Because short-term diet changes are known to have little effects on enterotype clustering [15], the phenomenon in our study of switching to an enterotype which enhances SCFA production could be attributed to treatment with anti-inflammatory and urate-lowering agents. Further studies are needed to investigate whether long-term diets and manipulation of specific bacteria would affect the gut microbiota composition and the production of SCFAs, possibly preventing flares of gouty arthritis.

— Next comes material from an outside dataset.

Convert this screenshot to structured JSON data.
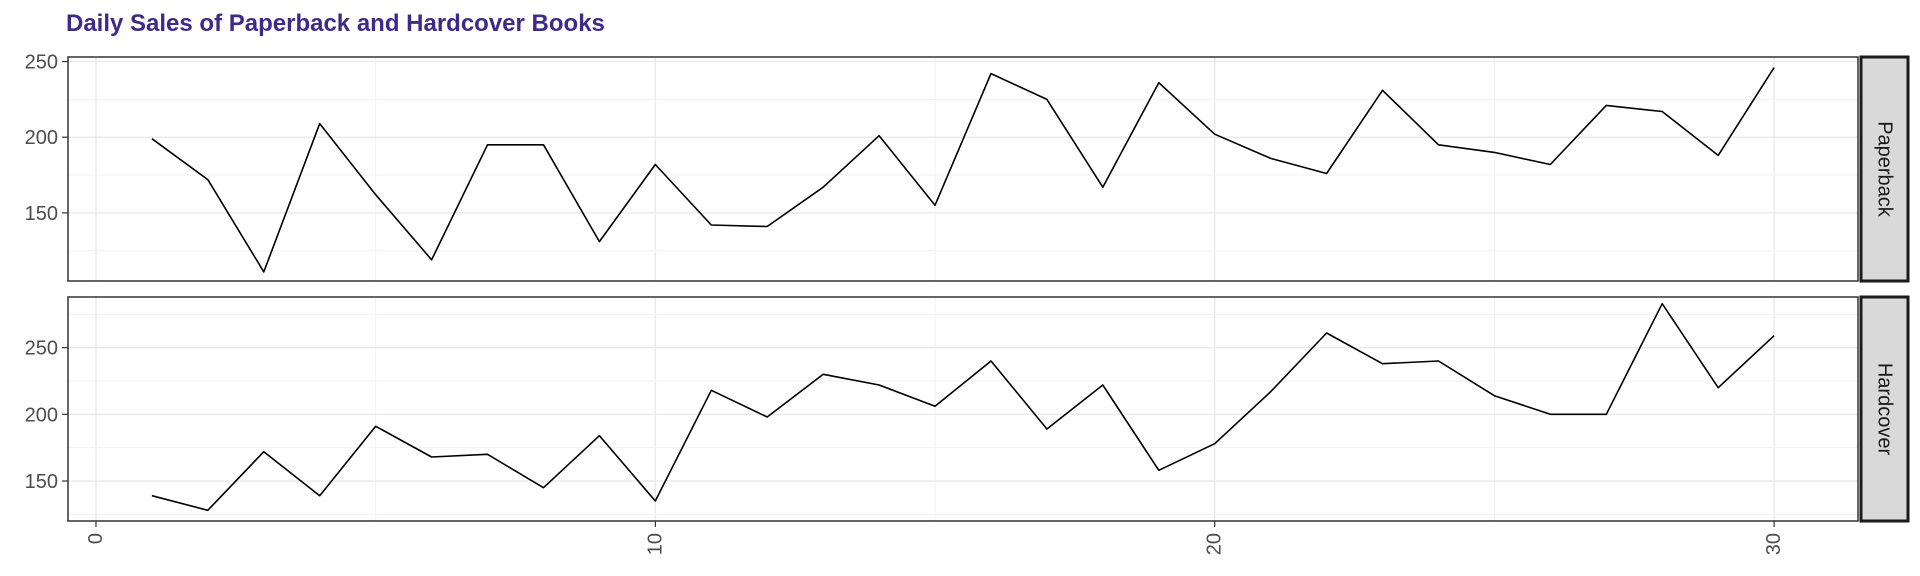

This study had several limitations. First, our study was conducted with relatively small participants of a single medical center, although some microbiotas and metabolites changed statistical significance. Second, healthy controls and comparative samples before the gout attack were not obtained. Therefore, it was impossible to determine whether the microbiome in the recovery state was completely recovered compared with before the gout attack. Third, several factors, including diet, lifestyle, and concomitant medications that could affect the microbiome, were not controlled. A well-designed multicenter prospective study is needed in the future. Finally, mechanical studies should be added on the causal relationship to determine whether changes in the gut microbiota contribute to reducing inflammation.

Conclusion

In conclusion, the recovery state of gout arthritis had increased SCFA production genera (Prevotella, Faecalibacterium, and Roseburia) and fewer inflammatory-related genera (Shigella) compared with the acute state which resulted in the promotion of SCFA formation, especially acetate. Among the SCFA production strains, the rise of Prevotella was remarkable and was related to the change in the Prevotella/Bacteroids ratio. Further exploration of an axis involving the gut and joints and its mechanism may provide novel strategies for treating gouty arthritis by manipulating the gut microbiota and dietary intake.